L’adjectif latin qui signifiait « bienveillant » était benigna au féminin. Il a donné bénigne en français, mais le masculin benignus est également devenu bénigne. En médecine, par exemple, on parlait d’un œdème bénigne, de même qu’une tumeur bénigne. Bien des épicènes ont disparu à la fin du Moyen Âge. […] A l’inverse, un masculin bénin, attesté dès le XIIIe siècle, s’est répondu au XVe siècle. Dans le couple bénin/bénigne, c’est donc le premier qui est un nouveau venu.
L’antonyme malin, maligne a suivi le même trajet. L’ancien français utilisait maligne (du latin malignus) au masculin comme au féminin. Au Xe siècle, un masculin refait, malin, est apparu, mais, de surcroît, le phénomène s’est poursuivi. En effet, si le couple malin/maligne est d’usage dans la bonne langue, notons que la langue orale ou régionale a vu l’apparition, dès le XVIe siècle, d’un nouveau féminin maline, formé sur malin. Ces deux féminins ne sont pas synonymes. »
D’après Larousse (YouTube)

Vous n’êtes pas la seule à sentir une nuance. Le mot « maline » est dans les conversations depuis bientôt 6 siècles et il est bien normal qu’il ait une raison d’être.
En effet, si « maligne » s’est offert un doublet : « maline », « bénigne/bénin » n’ont pas donné de « bénine ». Il faut se demander pourquoi, d’autant plus que les adjectifs « maligne » et « bénigne »  sont des antonymes.
La raison est forcément celle que vous avancez : on a eu besoin de trouver un autre adjectif qui ne soit pas contaminé par les connotations négatives, pour assumer les acceptions sympathiques du mot. Et on a trouvé « maline ». Hélas, impossible d’avoir l’équivalent de « maline » au masculin.
Alors, si « maline » est encore rejeté dans les familiarités, c’est peut-être à tort.

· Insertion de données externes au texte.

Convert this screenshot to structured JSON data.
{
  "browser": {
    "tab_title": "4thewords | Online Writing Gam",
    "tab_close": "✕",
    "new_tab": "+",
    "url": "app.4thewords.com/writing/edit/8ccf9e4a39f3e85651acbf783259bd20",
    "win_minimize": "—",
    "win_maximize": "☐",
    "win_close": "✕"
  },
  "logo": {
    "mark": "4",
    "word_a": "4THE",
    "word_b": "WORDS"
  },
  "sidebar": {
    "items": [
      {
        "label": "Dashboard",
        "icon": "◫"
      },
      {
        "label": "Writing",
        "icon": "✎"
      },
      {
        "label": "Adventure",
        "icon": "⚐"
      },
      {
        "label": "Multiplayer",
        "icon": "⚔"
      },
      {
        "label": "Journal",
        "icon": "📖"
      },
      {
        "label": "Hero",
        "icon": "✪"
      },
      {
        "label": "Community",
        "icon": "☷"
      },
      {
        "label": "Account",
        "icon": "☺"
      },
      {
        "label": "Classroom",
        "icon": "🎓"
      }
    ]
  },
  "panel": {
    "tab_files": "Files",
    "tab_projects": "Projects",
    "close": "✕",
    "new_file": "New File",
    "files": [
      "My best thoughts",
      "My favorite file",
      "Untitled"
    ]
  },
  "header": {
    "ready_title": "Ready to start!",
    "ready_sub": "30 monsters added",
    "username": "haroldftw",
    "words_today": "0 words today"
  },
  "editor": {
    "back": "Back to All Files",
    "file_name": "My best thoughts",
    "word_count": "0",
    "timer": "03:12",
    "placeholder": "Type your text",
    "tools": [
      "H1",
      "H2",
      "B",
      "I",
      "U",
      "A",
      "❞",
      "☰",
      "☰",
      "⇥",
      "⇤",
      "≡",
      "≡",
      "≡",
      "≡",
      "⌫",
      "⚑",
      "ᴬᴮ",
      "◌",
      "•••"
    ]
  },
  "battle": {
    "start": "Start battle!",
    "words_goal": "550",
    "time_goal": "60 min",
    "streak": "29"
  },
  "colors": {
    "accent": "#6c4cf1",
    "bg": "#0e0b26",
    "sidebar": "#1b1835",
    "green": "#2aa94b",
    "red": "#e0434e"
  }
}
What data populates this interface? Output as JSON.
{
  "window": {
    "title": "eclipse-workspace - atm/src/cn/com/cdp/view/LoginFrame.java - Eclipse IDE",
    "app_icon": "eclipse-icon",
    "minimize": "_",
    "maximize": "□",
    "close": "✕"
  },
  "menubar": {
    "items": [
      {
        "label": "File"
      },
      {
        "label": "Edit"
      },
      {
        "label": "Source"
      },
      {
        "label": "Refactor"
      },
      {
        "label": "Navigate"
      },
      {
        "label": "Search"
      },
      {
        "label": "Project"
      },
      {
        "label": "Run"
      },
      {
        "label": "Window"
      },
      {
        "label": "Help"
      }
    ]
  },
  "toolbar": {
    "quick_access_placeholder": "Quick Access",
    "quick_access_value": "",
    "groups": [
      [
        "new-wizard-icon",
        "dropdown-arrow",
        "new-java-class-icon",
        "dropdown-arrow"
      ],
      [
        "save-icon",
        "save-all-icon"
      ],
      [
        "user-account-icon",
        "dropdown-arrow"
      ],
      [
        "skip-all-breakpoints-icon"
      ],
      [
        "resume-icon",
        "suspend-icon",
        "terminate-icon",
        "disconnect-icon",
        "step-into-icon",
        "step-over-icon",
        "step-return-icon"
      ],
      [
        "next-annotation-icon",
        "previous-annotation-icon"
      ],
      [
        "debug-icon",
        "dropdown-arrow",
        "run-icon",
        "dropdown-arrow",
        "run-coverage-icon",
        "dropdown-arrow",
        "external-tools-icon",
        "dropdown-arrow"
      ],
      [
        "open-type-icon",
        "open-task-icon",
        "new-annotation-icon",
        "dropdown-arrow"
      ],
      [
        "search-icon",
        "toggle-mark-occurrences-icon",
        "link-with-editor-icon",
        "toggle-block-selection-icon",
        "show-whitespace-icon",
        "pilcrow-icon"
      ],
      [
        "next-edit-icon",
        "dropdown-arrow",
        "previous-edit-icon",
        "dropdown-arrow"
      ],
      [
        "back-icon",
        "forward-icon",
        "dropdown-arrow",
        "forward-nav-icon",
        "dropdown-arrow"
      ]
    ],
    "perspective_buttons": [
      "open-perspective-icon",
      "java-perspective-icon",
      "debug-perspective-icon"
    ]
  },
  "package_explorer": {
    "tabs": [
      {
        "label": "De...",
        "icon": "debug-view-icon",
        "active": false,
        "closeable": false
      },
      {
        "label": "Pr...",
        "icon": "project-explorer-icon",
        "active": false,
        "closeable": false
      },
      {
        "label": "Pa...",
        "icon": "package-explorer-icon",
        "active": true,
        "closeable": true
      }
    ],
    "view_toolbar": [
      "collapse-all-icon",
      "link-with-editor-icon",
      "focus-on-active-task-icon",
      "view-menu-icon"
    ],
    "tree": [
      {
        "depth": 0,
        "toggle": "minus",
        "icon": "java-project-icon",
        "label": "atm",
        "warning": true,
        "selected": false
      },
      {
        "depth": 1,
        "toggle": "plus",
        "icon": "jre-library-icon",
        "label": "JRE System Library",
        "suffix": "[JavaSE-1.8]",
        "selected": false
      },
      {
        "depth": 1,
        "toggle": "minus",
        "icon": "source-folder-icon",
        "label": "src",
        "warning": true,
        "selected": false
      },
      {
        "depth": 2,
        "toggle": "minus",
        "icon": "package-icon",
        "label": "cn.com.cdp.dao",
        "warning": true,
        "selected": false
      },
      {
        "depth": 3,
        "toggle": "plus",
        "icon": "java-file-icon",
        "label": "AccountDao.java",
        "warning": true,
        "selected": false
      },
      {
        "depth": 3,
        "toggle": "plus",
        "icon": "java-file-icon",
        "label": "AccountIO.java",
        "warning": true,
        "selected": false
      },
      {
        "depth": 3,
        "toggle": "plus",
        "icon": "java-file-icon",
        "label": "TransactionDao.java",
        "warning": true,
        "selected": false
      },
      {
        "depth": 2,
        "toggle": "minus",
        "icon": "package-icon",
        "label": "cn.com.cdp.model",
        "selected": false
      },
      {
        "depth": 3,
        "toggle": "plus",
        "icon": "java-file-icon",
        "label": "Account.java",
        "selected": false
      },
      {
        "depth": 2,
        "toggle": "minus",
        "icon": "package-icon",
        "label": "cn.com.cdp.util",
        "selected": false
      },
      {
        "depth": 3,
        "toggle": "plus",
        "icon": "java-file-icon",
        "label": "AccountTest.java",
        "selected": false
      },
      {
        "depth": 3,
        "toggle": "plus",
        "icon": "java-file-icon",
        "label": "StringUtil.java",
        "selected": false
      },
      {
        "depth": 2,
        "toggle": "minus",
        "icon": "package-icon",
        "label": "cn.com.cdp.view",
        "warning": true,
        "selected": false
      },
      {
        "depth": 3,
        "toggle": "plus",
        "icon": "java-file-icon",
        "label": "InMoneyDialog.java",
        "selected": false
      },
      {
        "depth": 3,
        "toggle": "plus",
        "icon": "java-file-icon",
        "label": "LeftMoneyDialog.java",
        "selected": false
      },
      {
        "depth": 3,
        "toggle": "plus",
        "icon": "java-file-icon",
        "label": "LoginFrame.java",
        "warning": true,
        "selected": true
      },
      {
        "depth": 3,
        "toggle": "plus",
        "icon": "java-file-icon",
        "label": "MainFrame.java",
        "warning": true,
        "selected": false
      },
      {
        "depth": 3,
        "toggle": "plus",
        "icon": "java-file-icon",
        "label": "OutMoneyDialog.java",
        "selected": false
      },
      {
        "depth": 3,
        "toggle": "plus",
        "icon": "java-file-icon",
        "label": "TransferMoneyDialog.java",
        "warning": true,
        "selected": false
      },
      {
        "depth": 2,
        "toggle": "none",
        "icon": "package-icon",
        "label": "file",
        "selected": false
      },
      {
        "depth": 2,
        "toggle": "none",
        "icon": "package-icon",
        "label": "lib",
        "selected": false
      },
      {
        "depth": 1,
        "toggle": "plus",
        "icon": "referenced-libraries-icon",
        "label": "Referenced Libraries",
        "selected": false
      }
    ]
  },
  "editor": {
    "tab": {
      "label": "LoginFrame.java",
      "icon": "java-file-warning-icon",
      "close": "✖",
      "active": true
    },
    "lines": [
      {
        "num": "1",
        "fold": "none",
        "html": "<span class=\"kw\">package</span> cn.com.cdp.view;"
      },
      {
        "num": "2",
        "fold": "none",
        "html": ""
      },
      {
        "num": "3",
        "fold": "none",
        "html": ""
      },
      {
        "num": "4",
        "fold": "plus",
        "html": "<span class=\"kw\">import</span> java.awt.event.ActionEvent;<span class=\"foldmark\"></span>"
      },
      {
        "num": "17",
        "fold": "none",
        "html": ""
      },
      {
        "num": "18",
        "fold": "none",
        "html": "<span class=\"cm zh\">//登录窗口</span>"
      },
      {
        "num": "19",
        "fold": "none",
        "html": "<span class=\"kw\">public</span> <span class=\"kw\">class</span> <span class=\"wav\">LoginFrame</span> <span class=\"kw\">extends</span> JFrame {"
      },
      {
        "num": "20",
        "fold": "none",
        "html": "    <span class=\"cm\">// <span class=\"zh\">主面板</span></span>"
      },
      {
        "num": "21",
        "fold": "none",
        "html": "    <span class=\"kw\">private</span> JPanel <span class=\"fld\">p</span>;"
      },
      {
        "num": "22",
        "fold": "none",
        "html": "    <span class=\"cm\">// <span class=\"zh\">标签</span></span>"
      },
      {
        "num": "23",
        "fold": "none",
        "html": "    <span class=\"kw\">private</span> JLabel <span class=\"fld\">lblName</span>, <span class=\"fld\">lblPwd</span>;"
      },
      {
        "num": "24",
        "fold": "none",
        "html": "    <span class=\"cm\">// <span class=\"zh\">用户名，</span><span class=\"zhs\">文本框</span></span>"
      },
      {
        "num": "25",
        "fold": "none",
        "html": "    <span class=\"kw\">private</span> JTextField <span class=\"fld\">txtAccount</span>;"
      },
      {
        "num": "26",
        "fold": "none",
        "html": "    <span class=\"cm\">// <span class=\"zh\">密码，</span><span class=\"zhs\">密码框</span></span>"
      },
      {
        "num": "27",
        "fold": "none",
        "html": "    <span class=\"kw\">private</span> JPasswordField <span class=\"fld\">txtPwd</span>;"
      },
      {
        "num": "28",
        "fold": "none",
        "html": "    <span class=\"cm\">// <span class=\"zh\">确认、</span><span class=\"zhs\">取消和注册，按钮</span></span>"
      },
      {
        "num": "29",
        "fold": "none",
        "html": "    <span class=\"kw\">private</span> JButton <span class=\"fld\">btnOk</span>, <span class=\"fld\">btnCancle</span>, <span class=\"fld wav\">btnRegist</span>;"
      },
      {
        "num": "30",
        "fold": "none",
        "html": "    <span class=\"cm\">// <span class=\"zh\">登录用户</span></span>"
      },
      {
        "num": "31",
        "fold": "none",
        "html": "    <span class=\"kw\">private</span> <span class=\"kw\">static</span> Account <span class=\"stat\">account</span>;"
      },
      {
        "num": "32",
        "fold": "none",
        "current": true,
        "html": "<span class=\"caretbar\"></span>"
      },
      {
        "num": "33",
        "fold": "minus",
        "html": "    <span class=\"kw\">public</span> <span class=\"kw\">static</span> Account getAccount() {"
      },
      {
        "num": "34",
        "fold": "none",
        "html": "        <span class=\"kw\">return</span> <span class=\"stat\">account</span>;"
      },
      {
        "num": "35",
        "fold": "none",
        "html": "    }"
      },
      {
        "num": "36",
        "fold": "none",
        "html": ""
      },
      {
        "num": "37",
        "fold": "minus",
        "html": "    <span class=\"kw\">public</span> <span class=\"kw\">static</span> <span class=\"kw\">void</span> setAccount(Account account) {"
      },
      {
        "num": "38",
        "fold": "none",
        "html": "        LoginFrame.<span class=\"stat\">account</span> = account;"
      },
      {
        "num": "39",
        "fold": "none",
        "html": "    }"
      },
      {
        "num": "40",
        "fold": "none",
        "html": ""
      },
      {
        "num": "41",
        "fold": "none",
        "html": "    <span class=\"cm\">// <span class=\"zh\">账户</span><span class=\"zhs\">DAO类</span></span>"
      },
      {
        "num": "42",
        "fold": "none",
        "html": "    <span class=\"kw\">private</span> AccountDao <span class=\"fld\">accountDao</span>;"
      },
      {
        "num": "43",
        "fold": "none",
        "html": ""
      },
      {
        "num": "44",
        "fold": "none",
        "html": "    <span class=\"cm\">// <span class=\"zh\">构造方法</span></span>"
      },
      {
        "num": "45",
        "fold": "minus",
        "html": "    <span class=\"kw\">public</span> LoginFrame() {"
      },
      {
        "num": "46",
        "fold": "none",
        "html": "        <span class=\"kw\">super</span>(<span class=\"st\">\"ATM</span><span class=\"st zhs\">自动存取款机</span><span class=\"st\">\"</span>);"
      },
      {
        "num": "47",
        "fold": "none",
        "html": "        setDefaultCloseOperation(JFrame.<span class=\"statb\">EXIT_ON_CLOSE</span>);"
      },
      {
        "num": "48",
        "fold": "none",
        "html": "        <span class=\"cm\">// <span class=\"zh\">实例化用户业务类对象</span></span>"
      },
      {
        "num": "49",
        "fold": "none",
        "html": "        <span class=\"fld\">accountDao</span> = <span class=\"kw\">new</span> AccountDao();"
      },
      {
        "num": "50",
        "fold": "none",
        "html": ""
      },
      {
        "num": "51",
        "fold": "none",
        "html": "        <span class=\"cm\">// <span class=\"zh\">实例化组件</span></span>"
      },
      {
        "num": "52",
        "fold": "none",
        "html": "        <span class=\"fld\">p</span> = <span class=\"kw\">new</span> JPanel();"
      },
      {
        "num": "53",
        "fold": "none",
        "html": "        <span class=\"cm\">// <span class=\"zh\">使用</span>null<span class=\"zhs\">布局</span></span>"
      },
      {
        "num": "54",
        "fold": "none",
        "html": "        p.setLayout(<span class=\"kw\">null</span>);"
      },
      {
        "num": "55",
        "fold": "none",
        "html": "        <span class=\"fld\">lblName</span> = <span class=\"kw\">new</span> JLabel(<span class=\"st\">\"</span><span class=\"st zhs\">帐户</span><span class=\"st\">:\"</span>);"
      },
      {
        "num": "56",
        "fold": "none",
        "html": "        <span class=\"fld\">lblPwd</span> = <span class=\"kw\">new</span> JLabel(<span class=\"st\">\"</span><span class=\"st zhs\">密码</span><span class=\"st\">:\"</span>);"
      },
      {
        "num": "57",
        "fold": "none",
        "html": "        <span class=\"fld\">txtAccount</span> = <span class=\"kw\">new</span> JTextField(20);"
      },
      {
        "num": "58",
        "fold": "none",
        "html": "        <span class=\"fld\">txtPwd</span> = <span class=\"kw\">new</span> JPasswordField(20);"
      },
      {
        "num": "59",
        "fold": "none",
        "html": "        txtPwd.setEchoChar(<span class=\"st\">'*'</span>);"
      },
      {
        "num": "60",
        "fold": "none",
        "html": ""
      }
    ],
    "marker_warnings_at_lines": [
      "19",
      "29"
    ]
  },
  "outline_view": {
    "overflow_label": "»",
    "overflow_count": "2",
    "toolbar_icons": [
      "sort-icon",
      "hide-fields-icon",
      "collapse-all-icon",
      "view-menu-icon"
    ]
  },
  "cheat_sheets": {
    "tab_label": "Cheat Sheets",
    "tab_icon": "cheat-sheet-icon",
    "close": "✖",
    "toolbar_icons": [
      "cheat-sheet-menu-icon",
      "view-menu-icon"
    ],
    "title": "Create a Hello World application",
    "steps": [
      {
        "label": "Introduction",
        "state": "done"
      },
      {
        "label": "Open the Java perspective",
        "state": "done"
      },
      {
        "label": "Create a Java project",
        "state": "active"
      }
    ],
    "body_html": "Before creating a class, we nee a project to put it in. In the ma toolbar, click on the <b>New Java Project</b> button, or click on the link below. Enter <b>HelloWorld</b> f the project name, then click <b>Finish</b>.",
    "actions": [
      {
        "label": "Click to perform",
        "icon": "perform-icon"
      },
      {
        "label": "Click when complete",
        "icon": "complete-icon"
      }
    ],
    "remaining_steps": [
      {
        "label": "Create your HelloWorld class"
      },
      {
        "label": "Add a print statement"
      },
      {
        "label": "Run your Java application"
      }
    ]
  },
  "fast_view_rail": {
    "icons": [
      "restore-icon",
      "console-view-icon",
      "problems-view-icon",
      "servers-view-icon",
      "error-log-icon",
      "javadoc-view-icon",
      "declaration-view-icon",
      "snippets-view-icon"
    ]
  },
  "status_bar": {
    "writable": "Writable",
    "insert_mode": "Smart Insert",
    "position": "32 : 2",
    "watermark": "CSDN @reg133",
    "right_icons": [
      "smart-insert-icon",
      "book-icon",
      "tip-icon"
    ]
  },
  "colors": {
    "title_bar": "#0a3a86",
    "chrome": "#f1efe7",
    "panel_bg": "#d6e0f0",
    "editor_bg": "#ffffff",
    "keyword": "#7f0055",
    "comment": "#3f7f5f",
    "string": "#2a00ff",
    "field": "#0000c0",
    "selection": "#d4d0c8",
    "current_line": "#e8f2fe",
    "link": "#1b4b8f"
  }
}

Tara Grand maître Répondu le 23 juin 2023

Je ne dis pas que votre hypothèse du maline (sens positif) pour l’opposer au maligne (sens négatif) est fausse, néanmoins, elle me parait très bancale du fait qu’elle ne fonctionne que pour le féminin (sans compter qu’on trouve des maline à sens négatif).
Ça me fait penser à certains opposants de la féminisation des métiers et fonctions qui donnent comme argument pour rejeter écrivaine qu’on entend le mot vaine ! Manifestement, ils ont l’oreille très sélective. 🙂

 

Quant à la forme bénine, elle a bien existé (dans le Lexique de la langue de Malherbe) : Qui d’ailleurs était d’avis de la bannir : .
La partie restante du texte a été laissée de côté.